Sunday, July 13, 2008
Physical Jerks and Funny Names
While living in Tennessee, virtually everyone employed the same method of transport: learning to drive the two or so tons of carbon footprint we call automobiles. We all learned to drive at the approximate age of 16, provided that by then our parents had mustered enough courage to take us out for plenty of driving practice and had stopped yelling at us to use our turn signals long enough for us to concentrate.
Once our nerves had settled enough for us to acquire our driver’s licenses, we could then begin transporting ourselves from place to place, hopefully not being obstructed by obstacles such as traffic and $2-a-gallon gasoline.
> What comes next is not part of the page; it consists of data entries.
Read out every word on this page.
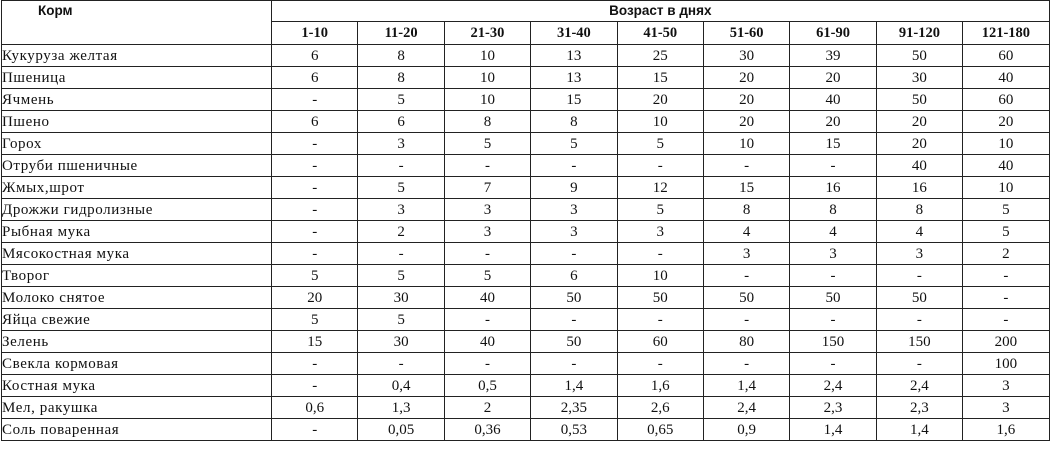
Корм	Возраст в днях								
	1-10	11-20	21-30	31-40	41-50	51-60	61-90	91-120	121-180
Кукуруза желтая	6	8	10	13	25	30	39	50	60
Пшеница	6	8	10	13	15	20	20	30	40
Ячмень	-	5	10	15	20	20	40	50	60
Пшено	6	6	8	8	10	20	20	20	20
Горох	-	3	5	5	5	10	15	20	10
Отруби пшеничные	-	-	-	-	-	-	-	40	40
Жмых,шрот	-	5	7	9	12	15	16	16	10
Дрожжи гидролизные	-	3	3	3	5	8	8	8	5
Рыбная мука	-	2	3	3	3	4	4	4	5
Мясокостная мука	-	-	-	-	-	3	3	3	2
Творог	5	5	5	6	10	-	-	-	-
Молоко снятое	20	30	40	50	50	50	50	50	-
Яйца свежие	5	5	-	-	-	-	-	-	-
Зелень	15	30	40	50	60	80	150	150	200
Свекла кормовая	-	-	-	-	-	-	-	-	100
Костная мука	-	0,4	0,5	1,4	1,6	1,4	2,4	2,4	3
Мел, ракушка	0,6	1,3	2	2,35	2,6	2,4	2,3	2,3	3
Соль поваренная	-	0,05	0,36	0,53	0,65	0,9	1,4	1,4	1,6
Driving in Seoul, however, is not so ubiquitous. For one thing, as much as gasoline prices have risen in America in the past few years, Tennesseans probably pay as much for fuel in a month as Koreans pay every Wednesday. For another, those who do drive in Seoul are at the mercy of the other 12 million or so people who live there, a good percentage of whom might enjoy driving home at roughly the same time as you.
Fortunately, I don’t yet have a family and therefore have a perfectly good excuse for not driving (an under-abundance of money to spare is also a useful justification). For all those who don’t drive, a city as large as Seoul has convenient public transportation. Cheap modes of cross-town travel are not widely available in Tennessee (unless you count pickup truck owners named Jethro who’re more’n happy to help you out when your engine makes them funny sounds), so using it takes some getting used to.
Those who enjoy public transport are generally divided into those who enjoy taking the subway or taking the bus. Some who swear by the latter, since you don’t ever have to transfer and it costs the same amount of money, no matter what distance you travel. It is true that those who take the subway are often charged a little extra money is their train goes an especially long distance.
It’s also true that traveling by subway often requires one to transfer, which may not be much fun if you’re a foreigner trying to figure out if you should switch to the blue line with the funny sounding names on it (like Cheongnyangni and Sinseoldong) or the green line with the funny sounding names on it (like Sindaebang or Yangcheongucheong), all the while dodging the trampling herd of Koreans, all of whom seek the intangible benefits of being the first to arrive at work and start their 12-hour shifts.
Taking the bus is inconvenient in other ways, though. For example, when you’re starting to use it, you can try listening closely to speaker system, which will inform you of the funny-sounding name of the stop that is now approaching. However, at about the time you are approaching the station you need to use, the speaker will almost certainly experience some kind of techy malfunction lowering it by several octaves. You may strain your ears and concentrate, certain that the voice is definitely saying words, but you will still be trying in vain to decipher what those words are when you’re stop has gone by.
While taking the bus, you must also contend with the jerks. Not the kind of jerks who take long lunch breaks or bring up memories you’d rather forget at high school reunions; the bus routes through Seoul cause actual physical jerks that can, in an instant send you careening across the length of the vehicle, crashing into someone much smaller and more feminine, thus requiring you to say you’re sorry in Korean.
The jerks can take place at the most inconvenient of times: you might have a secure grip on one of the handles, then suddenly receive a phone call a split second before one of the jerks takes place, putting you off balance and sending all of your weight crashing down upon the high heels of a nearby woman you’ve forever lost the opportunity to ask to dinner later.
“I’m sorry in Korean!” you might say, but the damage is already done. You, the foreigner, will be ostracized for the rest of the 15- to 20-minute bus ride. That, and by the time you’re able to exit the bus, the frequency of the jerks may compel your breakfast to make its own exit, the same way it entered.
For its additional comfort, I prefer the subway. Its added stability is also beneficial in another way: you can read on the subway. Doing so can keep one interested no matter how long the trip lasts, and you can fill your head with all kinds of interesting information you can share with co-workers later.
“Did you know that Bertrand Russell said that Catholics who give up their faith sometimes turn to communism because they miss the support structure of large groups?” you might say, to which your coworker might react blankly. He’s Korean after all, and probably gave up studying English 14 years ago.
He will probably then mutter something in Korean, probably meaning: “Why don’t you get a car?”